AFI also participated in the acquisition of Chile's Parque Pumalín: at 670,000 acres, this is the world's most extensive private park. Pumalín is a wild area 200 square miles larger than Rhode Island, featuring snowy Andean peaks, dense virgin forest, and pristine fjords. In coordination with Chilean nonprofits, AFI helped an American wildlands philanthropist purchase this land—which contains as much as 35% of all remaining alerce (see “Forest Types”). This area is now open to the public, with facilities such as hiking trails and visitor centers.
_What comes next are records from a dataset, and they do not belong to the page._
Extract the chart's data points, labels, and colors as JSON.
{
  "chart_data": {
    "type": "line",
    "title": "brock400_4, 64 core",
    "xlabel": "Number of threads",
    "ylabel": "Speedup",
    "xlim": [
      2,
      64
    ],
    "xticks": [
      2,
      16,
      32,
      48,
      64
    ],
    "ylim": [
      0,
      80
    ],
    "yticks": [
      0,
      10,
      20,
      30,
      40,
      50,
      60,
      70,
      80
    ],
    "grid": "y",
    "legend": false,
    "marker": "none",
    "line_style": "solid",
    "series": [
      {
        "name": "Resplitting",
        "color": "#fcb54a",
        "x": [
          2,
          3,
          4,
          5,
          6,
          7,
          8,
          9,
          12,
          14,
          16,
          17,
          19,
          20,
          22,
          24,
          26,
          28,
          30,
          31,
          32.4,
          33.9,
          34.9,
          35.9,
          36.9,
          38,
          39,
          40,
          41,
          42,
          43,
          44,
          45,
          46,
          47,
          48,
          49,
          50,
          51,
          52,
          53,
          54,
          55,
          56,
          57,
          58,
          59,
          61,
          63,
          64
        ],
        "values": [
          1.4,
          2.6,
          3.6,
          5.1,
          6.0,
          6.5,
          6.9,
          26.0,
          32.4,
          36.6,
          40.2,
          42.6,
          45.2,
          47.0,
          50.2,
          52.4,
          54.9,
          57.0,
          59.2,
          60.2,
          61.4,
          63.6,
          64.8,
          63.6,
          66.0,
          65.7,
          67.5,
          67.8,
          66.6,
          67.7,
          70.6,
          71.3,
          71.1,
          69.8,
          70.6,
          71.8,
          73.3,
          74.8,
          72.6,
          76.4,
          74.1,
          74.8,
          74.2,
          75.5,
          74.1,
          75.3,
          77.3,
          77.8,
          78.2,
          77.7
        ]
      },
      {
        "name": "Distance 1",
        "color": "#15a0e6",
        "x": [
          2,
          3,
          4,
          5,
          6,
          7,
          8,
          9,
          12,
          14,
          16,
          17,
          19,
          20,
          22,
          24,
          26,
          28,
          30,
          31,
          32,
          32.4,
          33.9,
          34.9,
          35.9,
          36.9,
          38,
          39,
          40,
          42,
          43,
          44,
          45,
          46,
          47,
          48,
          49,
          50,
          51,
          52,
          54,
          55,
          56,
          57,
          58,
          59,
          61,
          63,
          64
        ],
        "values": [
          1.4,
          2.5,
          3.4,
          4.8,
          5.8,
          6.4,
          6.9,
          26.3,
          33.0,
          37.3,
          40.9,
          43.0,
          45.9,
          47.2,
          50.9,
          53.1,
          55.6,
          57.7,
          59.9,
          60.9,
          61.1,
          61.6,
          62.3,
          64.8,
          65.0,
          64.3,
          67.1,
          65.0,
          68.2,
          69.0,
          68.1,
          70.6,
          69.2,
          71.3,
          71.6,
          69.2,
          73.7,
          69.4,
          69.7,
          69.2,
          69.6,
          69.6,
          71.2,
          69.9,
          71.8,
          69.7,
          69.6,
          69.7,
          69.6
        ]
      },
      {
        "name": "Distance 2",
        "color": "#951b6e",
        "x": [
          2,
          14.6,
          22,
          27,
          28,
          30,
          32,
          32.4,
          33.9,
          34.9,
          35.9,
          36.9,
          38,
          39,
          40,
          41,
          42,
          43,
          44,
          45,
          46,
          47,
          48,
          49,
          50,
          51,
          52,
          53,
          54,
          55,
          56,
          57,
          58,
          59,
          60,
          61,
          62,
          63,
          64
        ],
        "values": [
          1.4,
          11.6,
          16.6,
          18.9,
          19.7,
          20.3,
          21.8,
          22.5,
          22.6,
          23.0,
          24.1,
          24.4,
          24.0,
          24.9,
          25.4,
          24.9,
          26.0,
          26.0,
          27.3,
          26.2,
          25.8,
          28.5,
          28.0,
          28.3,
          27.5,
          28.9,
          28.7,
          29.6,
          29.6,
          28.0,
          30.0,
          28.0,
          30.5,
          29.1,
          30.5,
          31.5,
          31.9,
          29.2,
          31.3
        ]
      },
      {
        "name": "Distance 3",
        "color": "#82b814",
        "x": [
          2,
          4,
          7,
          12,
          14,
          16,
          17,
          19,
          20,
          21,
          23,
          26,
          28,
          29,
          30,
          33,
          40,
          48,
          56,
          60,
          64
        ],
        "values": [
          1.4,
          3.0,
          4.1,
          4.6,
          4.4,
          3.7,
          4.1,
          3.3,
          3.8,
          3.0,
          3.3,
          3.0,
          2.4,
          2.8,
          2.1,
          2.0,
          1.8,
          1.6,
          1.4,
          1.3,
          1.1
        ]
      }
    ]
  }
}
AFI was instrumental in creating and directing Fundación Lahuen, Chile's first native forest NGO, which now manages the Santuario Cañi and received the country's first public lands concession for conservation, Magdalena Island. In 1995, AFI helped coordinate an immediately successful ecotourism project in Chile—Hostería ¡école!—which brings adventure clients to visit the nearby Santuario Cañi and also supports nonprofit forest conservation initiatives through tourism revenue. AFI aided the indigenous Pehuenche community in Chile's Quinquen Valley in permanently acquiring its araucaria forest homeland. AFI also has served as a fiscal sponsor and donor liaison for other preservation projects in Chile and Ecuador, as well as in Tasmania and Argentina.


AFI Expedition in Chile's fjordal region

AFI produced a book about Chile's extensive and pristine bioregions—Chile's Native Forests: A Conservation Legacy (1996)—and is working on the Spanish edition. This book describes the history and current status of Chile's native forests—and their extraordinary importance for those dedicated to preserving global biodiversity. AFI also produced a documentary film, Expedition Alerce: The Lost Forest of the Andes, and a short film on Gilham Butte. AFI will be featured in an upcoming documentary about the Chilean temperate forests for the Discovery Channel.